Türkiye ile Avrupa arasındaki karayolu taşımacılığı; sınır kapılarındaki yoğunluklar, sürücü vize sorunları ve operasyonel kısıtlamalar gibi çeşitli zorluklarla karşı karşıya kalabiliyor. Entegre intermodal çözümlerimiz, karayolu taşımacılığı, feribotlar ve demiryolu ağlarını birleştirerek Türkiye’den Avrupa’nın çeşitli destinasyonlarına yapılan yüklerin sınır gecikmelerinden etkilenmeden ulaşmasını sağlıyor. Farklı taşıma modları arasında sorunsuz geçiş yapmamızı ve geniş çekici filomuzdan yararlanmamızı mümkün kılarak sınır bekleme sürelerini en aza indiriyor, daha hızlı, daha güvenilir ve maliyet açısından daha verimli lojistik çözümler sunuyoruz. İntermodal taşımacılığı yaygınlaştırarak, hem karayolu trafiğini hem de karbon salımını önemli ölçüde azaltıyoruz. Yakın dönemde gerçekleştirdiğimiz elektrikli tır yatırımlarıyla fosil yakıt kullanımını daha da düşürürken, düşük emisyonlu ve karbonsuzlaştırılmış lojistik çözümleri sunma konusundaki kararlılığımızı da pekiştiriyoruz.

Avrupa’ya yönelik taşıma hacminiz (ihracat-ithalat transit) nedir?
DFDS Türkiye & Avrupa Güney İş Birimi olarak, Türkiye ile Avrupa arasında yıllık yaklaşık 100.000 treyler taşıması gerçekleştiriyoruz.Bu hacim, DFDS’in Türkiye ile Avrupa arasındaki ticaretin kesintisiz akışını sağlama konusundaki rolünü net bir şekilde ortaya koyuyor.
Avrupa’da nasıl bir lojistik altyapıya (ofis, depo, şirket vb) sahipsiniz?
2025 için hedefleriniz ve planlarınız neler? DFDS, Avrupa’daki köklü lojistik ağı ile Türkiye’nin stratejik konumunu entegre ederek kapsamlı taşımacılık çözümleri sunuyor. 17.000’i aşkın çalışanımız, 20’den fazla ülkedeki operasyonlarımız, 3.200 çekici, 15.000 treyler, haftalık 50 karşılıklı demiryolu seferimiz, limanlarımız, feribot hizmetlerimiz ve depolarımızla sektörün en güçlü lojistik altyapılarından birine sahibiz. 2025 yılı hedeflerimiz arasında organik büyümemizi hızlandırmak, daha geniş bir müşteri kitlesine ulaşmak ve mevcut operasyonlarımızı daha yüksek verimlilikle optimize etmek yer alıyor.

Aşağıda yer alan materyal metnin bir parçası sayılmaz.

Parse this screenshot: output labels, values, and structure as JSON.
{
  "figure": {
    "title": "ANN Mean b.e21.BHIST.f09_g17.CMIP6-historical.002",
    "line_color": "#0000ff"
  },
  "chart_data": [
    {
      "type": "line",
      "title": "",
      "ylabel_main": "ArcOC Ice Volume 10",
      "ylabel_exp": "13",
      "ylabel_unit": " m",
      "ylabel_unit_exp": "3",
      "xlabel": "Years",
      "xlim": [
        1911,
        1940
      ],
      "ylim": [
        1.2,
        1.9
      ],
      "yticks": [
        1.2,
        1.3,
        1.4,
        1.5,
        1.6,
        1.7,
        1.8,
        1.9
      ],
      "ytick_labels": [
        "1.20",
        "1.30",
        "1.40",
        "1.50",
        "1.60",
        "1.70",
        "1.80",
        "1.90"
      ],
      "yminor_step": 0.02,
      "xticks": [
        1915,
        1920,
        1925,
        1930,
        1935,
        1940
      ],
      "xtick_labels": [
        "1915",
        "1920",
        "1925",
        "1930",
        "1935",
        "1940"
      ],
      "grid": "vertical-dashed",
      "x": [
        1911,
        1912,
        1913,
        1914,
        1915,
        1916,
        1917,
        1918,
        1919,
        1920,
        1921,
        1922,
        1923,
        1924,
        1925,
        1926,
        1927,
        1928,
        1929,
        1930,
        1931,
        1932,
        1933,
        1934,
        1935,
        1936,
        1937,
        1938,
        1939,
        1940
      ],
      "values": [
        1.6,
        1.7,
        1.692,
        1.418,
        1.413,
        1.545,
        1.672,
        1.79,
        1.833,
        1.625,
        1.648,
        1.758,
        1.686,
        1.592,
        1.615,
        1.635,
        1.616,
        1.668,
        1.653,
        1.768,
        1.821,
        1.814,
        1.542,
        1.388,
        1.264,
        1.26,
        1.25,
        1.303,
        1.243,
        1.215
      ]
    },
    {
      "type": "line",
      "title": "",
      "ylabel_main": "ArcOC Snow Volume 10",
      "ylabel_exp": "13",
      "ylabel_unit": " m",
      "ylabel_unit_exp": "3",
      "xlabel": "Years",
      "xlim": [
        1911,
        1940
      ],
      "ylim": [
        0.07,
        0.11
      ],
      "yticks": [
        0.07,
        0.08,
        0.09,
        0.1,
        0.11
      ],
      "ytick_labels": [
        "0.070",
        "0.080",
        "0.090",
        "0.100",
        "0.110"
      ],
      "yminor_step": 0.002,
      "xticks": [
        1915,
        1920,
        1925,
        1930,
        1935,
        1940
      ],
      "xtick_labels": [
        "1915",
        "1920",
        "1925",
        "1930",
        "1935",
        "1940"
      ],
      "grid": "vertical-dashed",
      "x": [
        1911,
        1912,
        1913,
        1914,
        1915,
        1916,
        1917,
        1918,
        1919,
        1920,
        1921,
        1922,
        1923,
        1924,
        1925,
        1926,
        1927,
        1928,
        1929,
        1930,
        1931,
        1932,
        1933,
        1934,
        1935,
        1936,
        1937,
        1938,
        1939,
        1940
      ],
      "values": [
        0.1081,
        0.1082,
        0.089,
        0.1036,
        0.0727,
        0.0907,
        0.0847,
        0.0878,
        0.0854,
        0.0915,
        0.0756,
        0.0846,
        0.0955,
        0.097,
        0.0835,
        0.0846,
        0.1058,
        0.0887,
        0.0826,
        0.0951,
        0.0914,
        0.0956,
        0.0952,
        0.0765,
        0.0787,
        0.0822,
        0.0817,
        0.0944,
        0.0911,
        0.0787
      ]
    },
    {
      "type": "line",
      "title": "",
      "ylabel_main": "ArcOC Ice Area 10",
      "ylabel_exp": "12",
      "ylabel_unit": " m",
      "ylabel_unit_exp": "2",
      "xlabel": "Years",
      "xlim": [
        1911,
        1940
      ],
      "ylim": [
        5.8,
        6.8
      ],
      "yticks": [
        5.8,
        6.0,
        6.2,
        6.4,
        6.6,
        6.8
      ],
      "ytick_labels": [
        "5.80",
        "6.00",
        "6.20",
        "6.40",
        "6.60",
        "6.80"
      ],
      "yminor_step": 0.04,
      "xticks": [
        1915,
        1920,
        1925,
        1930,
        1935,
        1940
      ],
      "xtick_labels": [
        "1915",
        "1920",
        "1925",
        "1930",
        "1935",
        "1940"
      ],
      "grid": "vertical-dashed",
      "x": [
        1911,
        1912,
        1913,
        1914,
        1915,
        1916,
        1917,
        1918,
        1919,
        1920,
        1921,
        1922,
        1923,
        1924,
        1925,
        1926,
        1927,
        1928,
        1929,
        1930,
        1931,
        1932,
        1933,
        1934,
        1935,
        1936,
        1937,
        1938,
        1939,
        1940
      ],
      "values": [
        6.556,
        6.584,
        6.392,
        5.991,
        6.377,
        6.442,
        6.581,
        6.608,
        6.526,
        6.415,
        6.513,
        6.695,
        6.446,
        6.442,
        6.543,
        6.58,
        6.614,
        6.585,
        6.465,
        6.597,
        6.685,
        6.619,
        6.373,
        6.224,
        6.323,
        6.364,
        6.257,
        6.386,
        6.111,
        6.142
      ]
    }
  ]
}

Aynı zamanda düşük emisyonlu lojistik çözümlerimizi geliştirmeyi ve dijitalleşme yatırımlarımıza devam etmeyi planlıyoruz.
Avrupa Yeşil Mutabakatı, lojistik sektörünü nasıl etkileyecek? Siz bu sürece nasıl hazırlanıyorsunuz?
Avrupa Yeşil Mutabakatı ve Emisyon Ticaret Sistemi (ETS), lojistik sektörünü karbon emisyonunun azaltıldığı ve daha sürdürülebilir taşımacılık modellerine yönlendiren önemli düzenlemelerdir. DFDS olarak bu yeşil dönüşüme kararlılıkla hazırlanıyoruz. Filomuza elektrikli tırları dahil ediyor, intermodal taşımacılığı yaygınlaştırıyor, enerji verimliliğimizi artırıyor ve geçiş yakıtı olarak HVO gibi daha düşük emisyonlu çözümler kullanarak lojistik operasyonlarımızın karbon ayak izini düşürüyoruz. Bu nedenle, düşük emisyonlu taşımacılığı destekleyen düzenlemeleri memnuniyetle karşılıyoruz. Yeşil Mutabakat’ı bir yasal zorunluluk olarak değil, geleceğe yapılan stratejik bir yatırım olarak görüyoruz. Bu doğrultuda, operasyonlarımızı mümkün olan en kısa sürede karbonsuzlaştırma hedefiyle çalışmalarımızı sürdürüyoruz.